Oh hi! I’m back. It’s been a while. Sorry about that. Sometimes my day-job demands long days for extended periods. I hope you won’t be offended when I tell you that when time is short, I commonly prioritise other side-interests, like my marriage, and eating.
But I’m always lurking on the socials – here I am on Twitter, Instagram, and Facebook, and I sometimes pop up in comments on YouTube and Discord. During my recent hiatus, the churn of philatelic activity on those channels prompted some navel-gazing. So let’s lift my shirt and pick through the warm, linty thoughts nestling in the folds of my Covid kilos!
In the belly button of the beast
When this blog started 1, there wasn’t much philatelic content online outside of dealer websites and 1990s-style chatboards. Most philatelic writing that I had access to was either post office PR, or stamp magazine columns. Both of those could be informative, but sometimes risked lulling the reader to sleep.
So I aimed to write something a bit different, and along the way, I began to realise there WAS more engaging stuff around; I’d just been looking in the wrong places. I started a blogroll of links, but it has since become laughably inadequate. I haven’t been able to keep up with the recent explosion of content, and it doesn’t even begin to cover the huge diversity on social media. Who even needs my blogroll when the Digital Philatelist now runs an entire website devoted to telling you what’s happening in online philately?
(Side note: my blogroll is still worth clicking through. It’s called ‘More Online Philately’ and it can be found somewhere near this article, if you’re reading it on a browser and not in your email. Shoutout to subscribers who ARE reading this in your email. Did you know that there are thousands of you?)
There is SO MUCH going on now. And a permanent effect of the Great Covid Lockdown Philatelic Revival of 2020 is the flow of communication between collectors on a global scale. It’s easy to surf recommendations from YouTube channel, to blog, to podcast, to Instagram feed. Likes and retweets and mentions and hashtags: this is how we dig each other’s stuff now. I love it.
There’s been one drawback to it all. I have a long list of ideas that I want to write up. A bunch of them are How To guides, because I know that many readers are new or returning collectors who are seeking information; a bunch more are crazy-dumb historical stories about stamp issues, characters, or controversies, stories that I wanted to tell in engaging ways, in the hope of turning curious netizens into new collectors.
Turns out, I’m too slow. You’ve all collectively gone and beaten me to the best ones. I’m mainly looking at you, Graham Beck of Exploring Stamps. I regularly curse Graham’s name as I strike another topic off my list.
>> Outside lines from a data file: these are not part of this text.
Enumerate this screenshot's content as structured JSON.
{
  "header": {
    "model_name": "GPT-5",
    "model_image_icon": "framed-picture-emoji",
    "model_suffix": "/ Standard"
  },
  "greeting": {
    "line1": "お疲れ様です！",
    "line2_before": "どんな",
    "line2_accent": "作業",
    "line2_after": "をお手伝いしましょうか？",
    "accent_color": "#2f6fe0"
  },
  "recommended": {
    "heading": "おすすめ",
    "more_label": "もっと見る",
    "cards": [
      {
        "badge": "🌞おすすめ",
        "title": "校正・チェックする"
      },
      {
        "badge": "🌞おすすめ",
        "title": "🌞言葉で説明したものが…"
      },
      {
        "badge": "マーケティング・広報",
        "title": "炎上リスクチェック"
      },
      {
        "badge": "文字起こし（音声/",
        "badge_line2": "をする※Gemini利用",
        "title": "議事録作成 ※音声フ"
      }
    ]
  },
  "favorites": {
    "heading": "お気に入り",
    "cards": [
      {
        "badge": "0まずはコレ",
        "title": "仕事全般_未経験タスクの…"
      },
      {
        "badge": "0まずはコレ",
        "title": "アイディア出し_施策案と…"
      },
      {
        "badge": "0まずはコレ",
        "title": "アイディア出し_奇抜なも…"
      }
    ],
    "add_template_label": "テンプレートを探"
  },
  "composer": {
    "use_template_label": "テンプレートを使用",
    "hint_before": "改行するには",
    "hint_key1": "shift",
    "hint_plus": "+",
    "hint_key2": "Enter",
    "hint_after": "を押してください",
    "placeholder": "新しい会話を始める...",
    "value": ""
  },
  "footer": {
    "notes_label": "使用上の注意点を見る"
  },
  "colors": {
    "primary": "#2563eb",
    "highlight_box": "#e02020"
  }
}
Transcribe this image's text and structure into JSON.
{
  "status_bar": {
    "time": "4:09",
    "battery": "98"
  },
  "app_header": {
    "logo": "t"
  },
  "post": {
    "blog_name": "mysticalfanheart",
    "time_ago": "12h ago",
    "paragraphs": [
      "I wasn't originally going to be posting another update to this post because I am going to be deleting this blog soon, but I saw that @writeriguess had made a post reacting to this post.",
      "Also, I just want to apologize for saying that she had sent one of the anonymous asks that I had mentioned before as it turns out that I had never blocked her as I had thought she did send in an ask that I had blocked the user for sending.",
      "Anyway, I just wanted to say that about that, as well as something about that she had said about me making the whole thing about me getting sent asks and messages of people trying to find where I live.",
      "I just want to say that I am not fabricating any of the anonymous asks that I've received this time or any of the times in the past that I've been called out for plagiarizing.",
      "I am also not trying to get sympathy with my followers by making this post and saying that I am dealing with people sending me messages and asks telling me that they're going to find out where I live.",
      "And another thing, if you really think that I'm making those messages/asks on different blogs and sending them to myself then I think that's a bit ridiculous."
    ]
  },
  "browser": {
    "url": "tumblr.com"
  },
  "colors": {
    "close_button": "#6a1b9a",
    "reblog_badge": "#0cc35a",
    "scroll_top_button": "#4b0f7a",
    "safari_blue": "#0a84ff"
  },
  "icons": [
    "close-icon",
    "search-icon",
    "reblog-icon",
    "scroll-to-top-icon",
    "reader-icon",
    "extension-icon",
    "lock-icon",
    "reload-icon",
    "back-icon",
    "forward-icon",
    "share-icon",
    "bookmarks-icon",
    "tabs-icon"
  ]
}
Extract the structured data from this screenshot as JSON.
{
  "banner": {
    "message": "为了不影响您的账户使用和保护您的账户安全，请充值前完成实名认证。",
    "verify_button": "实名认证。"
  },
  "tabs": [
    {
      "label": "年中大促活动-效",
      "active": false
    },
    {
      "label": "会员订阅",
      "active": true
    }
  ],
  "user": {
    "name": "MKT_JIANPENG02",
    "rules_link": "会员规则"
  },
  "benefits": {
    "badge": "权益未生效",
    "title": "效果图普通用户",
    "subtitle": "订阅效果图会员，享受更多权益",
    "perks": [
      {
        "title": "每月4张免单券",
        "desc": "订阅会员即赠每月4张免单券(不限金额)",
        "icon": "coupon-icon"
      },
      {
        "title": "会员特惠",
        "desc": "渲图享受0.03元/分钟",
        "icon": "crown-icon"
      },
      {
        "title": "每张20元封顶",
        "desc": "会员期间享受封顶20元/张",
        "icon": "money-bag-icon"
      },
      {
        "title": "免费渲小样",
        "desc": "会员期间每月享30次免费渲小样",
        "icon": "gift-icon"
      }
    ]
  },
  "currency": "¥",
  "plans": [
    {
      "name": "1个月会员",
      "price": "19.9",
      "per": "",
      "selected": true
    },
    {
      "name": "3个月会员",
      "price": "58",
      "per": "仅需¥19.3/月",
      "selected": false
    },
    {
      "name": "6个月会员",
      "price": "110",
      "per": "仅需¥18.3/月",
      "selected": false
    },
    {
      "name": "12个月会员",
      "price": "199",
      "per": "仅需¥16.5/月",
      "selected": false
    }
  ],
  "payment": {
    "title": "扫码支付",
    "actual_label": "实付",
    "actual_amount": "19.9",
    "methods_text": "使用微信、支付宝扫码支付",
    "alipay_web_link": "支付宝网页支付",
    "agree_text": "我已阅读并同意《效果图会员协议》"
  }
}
But I can’t hold it against him when he does such a fantastic job of telling these stories. Many have now followed in his footsteps, especially on Youtube; the only reason I’m not naming them right now is that I will inevitably forget someone deserving.
I have a cunning plan
So, I reckon it’s time to wind back the scope of this blog. I’m hanging up my saviour complex. No one needs me to guide them through the hobby or explain Machin stamps to them, not when there are now a dozen other websites and YouTube videos custom-made for that purpose. I’m also done explaining how the internet works. If you’re reading this, then you’ve probably got the gist. Furthermore, I am going to try really hard to resist my natural urge to research EVERYTHING about a topic before I start writing about it. It means every post takes way too long to write, and it results in posts that are too long to read. (How are you going with this one, by the way? This is the edited version. I do bloody love a chat, don’t I?)
So, Punk is returning to home base: gut reactions to new issues and irreverent digs at philatelic culture. I also want to share more with you about the stuff that I’m personally into. The internet is cool and all, but surely no Wordle game or cybercurrency investment will offer the same thrill as reading about my tentative steps towards exhibiting my collection of Australia’s 1984 Clipper Ships stamps on commercial cover.
Not sure I’m selling it, to be honest. How about I just start with a photo of some recent purchases? I’m now collecting France to complement my latest attempt to learn French, and I’ve started Estonia because I fell in love with the country when I visited a few years ago. I went to a club auction to view the Estonian collection, and because the lots were laid out alphabetically, the French collection was right next to it. Vive la impulse buy!
Picture this…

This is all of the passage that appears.